Oak Harbor man gets 10 years for fatal hit-and-run crash
Travis Loetterle admitted killing Anna Noelle Albert in a June 2024 Oak Harbor crash and received 10 years in prison after her mother’s victim impact statement was read in court.

An Oak Harbor man admitted to killing 20-year-old Anna Noelle Albert in a deadly hit-and-run and was sentenced Thursday to 10 years in prison, bringing a long-running Island County case to a close in Island County Superior Court.
Travis Loetterle, 35, pleaded guilty to vehicular homicide and felony hit-and-run before Judge Carolyn Cliff. Under Washington law, vehicular homicide is a class A felony and hit-and-run involving a death is a class B felony, a legal framework that made the case one of the most serious traffic prosecutions on Whidbey Island in recent memory.
The case stems from the June 5, 2024, crash that killed Albert, a Crescent Harbor Elementary School teacher. Police said the collision was reported at 2:34 p.m. on East Crescent Harbor Road near Western Drive in Oak Harbor. Investigators said Loetterle’s Ford F-250 crossed the center line and struck Albert’s Toyota Highlander head-on on a stretch of road described as straight for miles.
Police said Loetterle fled the scene and hid in the woods before turning himself in about 12 hours later. Court records also said the crash was the third collision Loetterle had been involved in during the previous eight months. In the weeks after the fatal wreck, police said Whidbey Island had seen six traffic deaths in nine weeks and three alleged fatal hit-and-runs in that same span, a run of crashes officers called unprecedented.
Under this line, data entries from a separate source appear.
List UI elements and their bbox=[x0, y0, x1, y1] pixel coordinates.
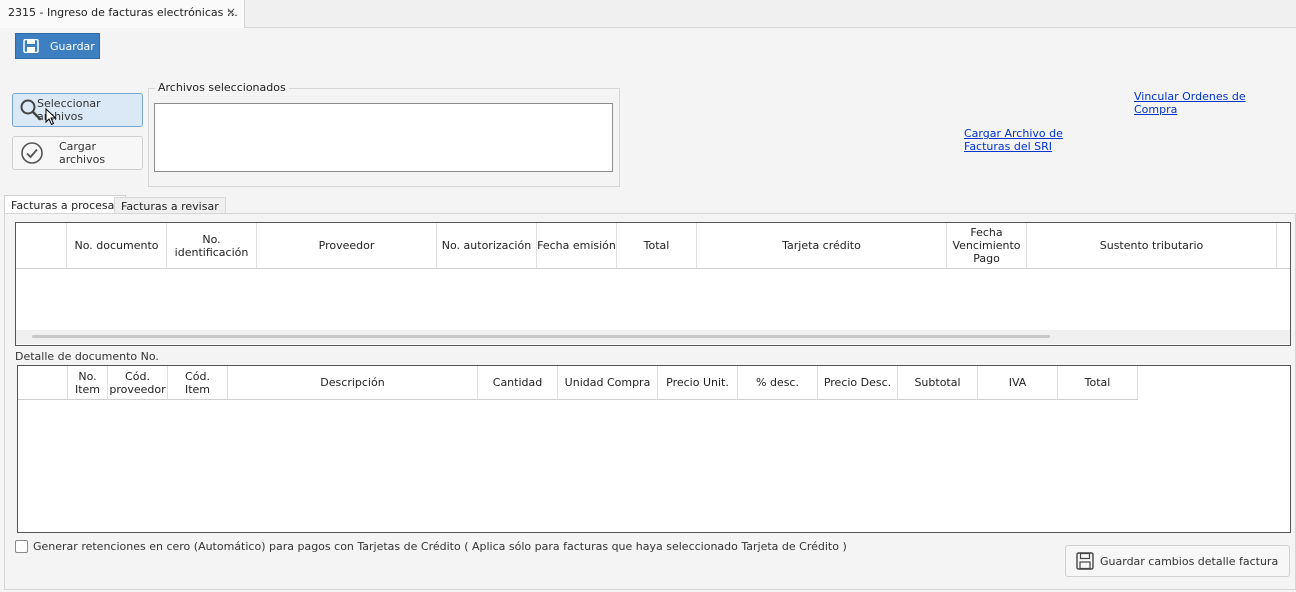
detail-col-cod-proveedor[interactable]: Cód. proveedor bbox=[108, 366, 168, 400]
detail-table[interactable]: No. Item Cód. proveedor Cód. Item Descri… bbox=[17, 365, 1291, 533]
floppy-disk-icon bbox=[23, 38, 39, 54]
invoices-col-no-autorizacion[interactable]: No. autorización bbox=[437, 223, 537, 269]
tab-facturas-a-revisar[interactable]: Facturas a revisar bbox=[114, 197, 226, 214]
detail-col-precio-desc[interactable]: Precio Desc. bbox=[818, 366, 898, 400]
invoice-tabs: Facturas a procesar Facturas a revisar bbox=[4, 195, 226, 214]
document-tab-title: 2315 - Ingreso de facturas electrónicas … bbox=[8, 6, 238, 19]
invoices-col-no-documento[interactable]: No. documento bbox=[67, 223, 167, 269]
invoices-col-selector[interactable] bbox=[16, 223, 67, 269]
invoices-col-fecha-vencimiento[interactable]: Fecha Vencimiento Pago bbox=[947, 223, 1027, 269]
link-cargar-archivo-sri[interactable]: Cargar Archivo de Facturas del SRI bbox=[964, 127, 1063, 153]
detail-col-descripcion[interactable]: Descripción bbox=[228, 366, 478, 400]
invoices-col-no-identificacion[interactable]: No. identificación bbox=[167, 223, 257, 269]
selected-files-group-title: Archivos seleccionados bbox=[155, 81, 289, 94]
invoices-col-fecha-emision[interactable]: Fecha emisión bbox=[537, 223, 617, 269]
zero-retention-checkbox[interactable] bbox=[15, 540, 28, 553]
link-cargar-archivo-sri-line1[interactable]: Cargar Archivo de bbox=[964, 127, 1063, 140]
floppy-disk-icon bbox=[1076, 552, 1094, 570]
link-vincular-ordenes[interactable]: Vincular Ordenes de Compra bbox=[1134, 90, 1246, 116]
invoices-table[interactable]: No. documento No. identificación Proveed… bbox=[15, 222, 1291, 346]
invoices-col-sustento-tributario[interactable]: Sustento tributario bbox=[1027, 223, 1277, 269]
check-circle-icon bbox=[20, 141, 44, 165]
document-tab[interactable]: 2315 - Ingreso de facturas electrónicas … bbox=[0, 0, 245, 28]
load-files-button[interactable]: Cargar archivos bbox=[12, 136, 143, 170]
save-detail-label: Guardar cambios detalle factura bbox=[1100, 554, 1279, 568]
close-icon[interactable]: × bbox=[226, 5, 236, 19]
detail-col-iva[interactable]: IVA bbox=[978, 366, 1058, 400]
invoices-col-proveedor[interactable]: Proveedor bbox=[257, 223, 437, 269]
detail-col-precio-unit[interactable]: Precio Unit. bbox=[658, 366, 738, 400]
invoices-scroll-thumb[interactable] bbox=[32, 335, 1050, 338]
link-vincular-ordenes-line1[interactable]: Vincular Ordenes de bbox=[1134, 90, 1246, 103]
detail-col-no-item[interactable]: No. Item bbox=[68, 366, 108, 400]
detail-col-subtotal[interactable]: Subtotal bbox=[898, 366, 978, 400]
load-files-label: Cargar archivos bbox=[59, 140, 106, 166]
mouse-cursor-icon bbox=[45, 107, 57, 129]
invoices-col-tarjeta-credito[interactable]: Tarjeta crédito bbox=[697, 223, 947, 269]
invoices-col-filler bbox=[1277, 223, 1290, 269]
selected-files-list[interactable] bbox=[154, 103, 613, 172]
link-cargar-archivo-sri-line2[interactable]: Facturas del SRI bbox=[964, 140, 1063, 153]
detail-caption: Detalle de documento No. bbox=[15, 350, 159, 363]
detail-col-cantidad[interactable]: Cantidad bbox=[478, 366, 558, 400]
link-vincular-ordenes-line2[interactable]: Compra bbox=[1134, 103, 1246, 116]
detail-col-unidad-compra[interactable]: Unidad Compra bbox=[558, 366, 658, 400]
save-button[interactable]: Guardar bbox=[15, 33, 100, 59]
save-detail-button[interactable]: Guardar cambios detalle factura bbox=[1065, 545, 1290, 577]
detail-col-porc-desc[interactable]: % desc. bbox=[738, 366, 818, 400]
save-button-label: Guardar bbox=[50, 39, 95, 53]
detail-col-cod-item[interactable]: Cód. Item bbox=[168, 366, 228, 400]
magnifier-icon bbox=[19, 98, 43, 122]
select-files-button[interactable]: Seleccionar archivos bbox=[12, 93, 143, 127]
detail-col-total[interactable]: Total bbox=[1058, 366, 1138, 400]
tab-facturas-a-procesar[interactable]: Facturas a procesar bbox=[4, 195, 126, 214]
invoices-col-total[interactable]: Total bbox=[617, 223, 697, 269]
detail-col-selector[interactable] bbox=[18, 366, 68, 400]
zero-retention-label: Generar retenciones en cero (Automático)… bbox=[33, 540, 847, 553]
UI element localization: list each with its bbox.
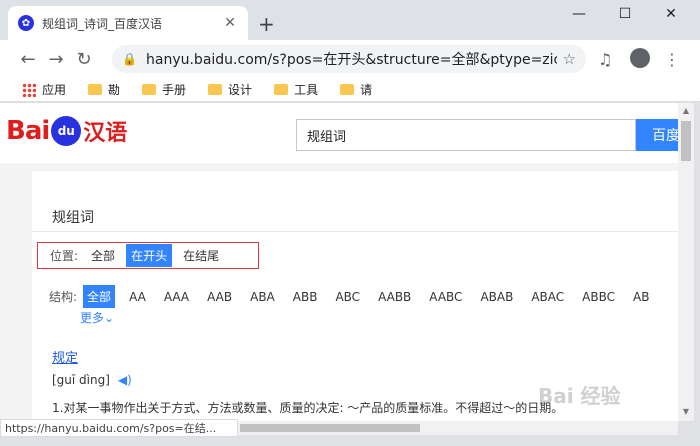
maximize-icon[interactable]: ☐: [610, 6, 640, 22]
baidu-hanyu-logo[interactable]: Bai du 汉语: [6, 113, 127, 149]
profile-avatar-icon[interactable]: [630, 48, 650, 68]
bookmark-folder[interactable]: 请: [340, 81, 372, 98]
folder-icon: [274, 84, 289, 95]
media-icon[interactable]: ♫: [598, 50, 612, 69]
entry-word-link[interactable]: 规定: [52, 347, 78, 366]
watermark: Bai 经验: [538, 384, 621, 408]
forward-icon[interactable]: →: [42, 49, 70, 70]
structure-option[interactable]: AB: [629, 287, 653, 307]
site-header: Bai du 汉语 规组词 百度: [0, 103, 678, 163]
folder-icon: [208, 84, 223, 95]
position-option-all[interactable]: 全部: [86, 244, 120, 267]
browser-tab[interactable]: ✿ 规组词_诗词_百度汉语 ✕: [8, 6, 248, 40]
horizontal-scrollbar[interactable]: [238, 421, 678, 435]
minimize-icon[interactable]: —: [564, 6, 594, 22]
structure-label: 结构:: [49, 290, 78, 304]
browser-toolbar: ← → ↻ 🔒 hanyu.baidu.com/s?pos=在开头&struct…: [0, 40, 700, 78]
divider: [32, 231, 678, 232]
position-option-start[interactable]: 在开头: [126, 244, 173, 267]
status-bar: https://hanyu.baidu.com/s?pos=在结...: [0, 419, 238, 437]
scroll-up-icon[interactable]: ▲: [681, 106, 691, 115]
bookmark-apps[interactable]: 应用: [22, 81, 66, 98]
lock-icon: 🔒: [122, 52, 137, 66]
structure-option[interactable]: AAA: [160, 287, 193, 307]
tab-title: 规组词_诗词_百度汉语: [42, 16, 163, 31]
page-viewport: Bai du 汉语 规组词 百度 规组词 位置: 全部 在开头 在结尾 结构: …: [0, 103, 678, 421]
page-title: 规组词: [52, 210, 94, 226]
bookmarks-bar: 应用 勘 手册 设计 工具 请: [0, 78, 700, 102]
structure-option[interactable]: ABBC: [578, 287, 619, 307]
structure-option[interactable]: ABAB: [476, 287, 517, 307]
structure-option[interactable]: ABAC: [527, 287, 568, 307]
scroll-thumb[interactable]: [240, 424, 420, 432]
bookmark-folder[interactable]: 工具: [274, 81, 318, 98]
structure-option[interactable]: AAB: [203, 287, 236, 307]
chevron-down-icon: ⌄: [104, 311, 115, 325]
more-button[interactable]: 更多⌄: [80, 309, 114, 326]
position-label: 位置:: [50, 249, 79, 263]
structure-option[interactable]: ABC: [331, 287, 364, 307]
structure-option[interactable]: AA: [125, 287, 150, 307]
bookmark-folder[interactable]: 手册: [142, 81, 186, 98]
new-tab-icon[interactable]: +: [258, 12, 275, 36]
structure-option[interactable]: ABA: [246, 287, 279, 307]
menu-icon[interactable]: ⋮: [664, 50, 680, 69]
window-close-icon[interactable]: ✕: [656, 6, 686, 22]
scroll-down-icon[interactable]: ▼: [681, 407, 691, 416]
speaker-icon[interactable]: ◀): [118, 373, 132, 387]
vertical-scrollbar[interactable]: ▲ ▼: [678, 103, 694, 421]
structure-filter: 结构: 全部 AA AAA AAB ABA ABB ABC AABB AABC …: [49, 285, 663, 308]
bookmark-folder[interactable]: 勘: [88, 81, 120, 98]
url-text[interactable]: hanyu.baidu.com/s?pos=在开头&structure=全部&p…: [146, 49, 557, 69]
search-input[interactable]: 规组词: [296, 119, 636, 151]
position-option-end[interactable]: 在结尾: [178, 244, 224, 267]
structure-option[interactable]: 全部: [83, 285, 116, 308]
close-icon[interactable]: ✕: [222, 15, 238, 31]
folder-icon: [88, 84, 103, 95]
star-icon[interactable]: ☆: [563, 50, 576, 68]
folder-icon: [340, 84, 355, 95]
structure-option[interactable]: AABC: [425, 287, 466, 307]
entry-pinyin: [guī dìng] ◀): [52, 373, 132, 387]
folder-icon: [142, 84, 157, 95]
tab-bar: ✿ 规组词_诗词_百度汉语 ✕ + — ☐ ✕: [0, 0, 700, 40]
back-icon[interactable]: ←: [14, 49, 42, 70]
apps-icon: [22, 82, 36, 97]
search-button[interactable]: 百度: [636, 119, 678, 151]
paw-icon: ✿: [18, 15, 34, 31]
reload-icon[interactable]: ↻: [70, 49, 98, 70]
position-filter: 位置: 全部 在开头 在结尾: [37, 242, 259, 269]
scroll-thumb[interactable]: [681, 121, 691, 161]
address-bar[interactable]: 🔒 hanyu.baidu.com/s?pos=在开头&structure=全部…: [112, 45, 586, 73]
structure-option[interactable]: ABB: [289, 287, 322, 307]
entry-definition: 1.对某一事物作出关于方式、方法或数量、质量的决定: ～产品的质量标准。不得超过…: [52, 401, 564, 415]
paw-icon: du: [51, 116, 82, 146]
bookmark-folder[interactable]: 设计: [208, 81, 252, 98]
structure-option[interactable]: AABB: [374, 287, 415, 307]
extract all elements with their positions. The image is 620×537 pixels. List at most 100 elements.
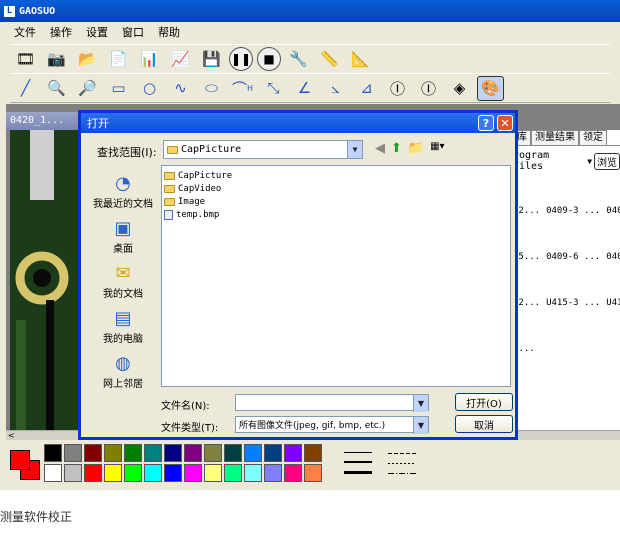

The courtroom hearing was marked by a painful account of the loss delivered through a representative for Kimberly Albert, Anna Albert’s mother. Her statement described the call she got from her daughter that day, when Anna called from work to surprise her with dinner plans. Kimberly Albert told her daughter to stop by the school to pick up the keys, then later saw a crash alert on her phone and flashing lights outside.

What followed was the kind of scene families carry forever: she ran to the crash site, was warned she did not want to see what was there, and saw her daughter’s vehicle crushed in front. Emergency workers brought in a helicopter, then sent it away because the injuries were too severe. The family’s dog, Quincy, was walked away from the car, briefly giving Kimberly Albert hope that her daughter might still be alive. Instead, the day ended with medics, a chaplain and a formal death notification.
Albert’s obituary said she was born Sept. 25, 2003, graduated from Friday Harbor High School in 2022 and attended Whatcom Community College with plans to transfer to Western Washington University. It also said she loved art, was becoming a jeweler and ceramist, and had worked at the Black Cat in Fairhaven and the Riptide Café in Friday Harbor.
The plea and sentence end the criminal case without a trial, but the loss remains tied to Crescent Harbor Elementary, the Albert family and a community that has spent two years reckoning with one violent afternoon on East Crescent Harbor Road.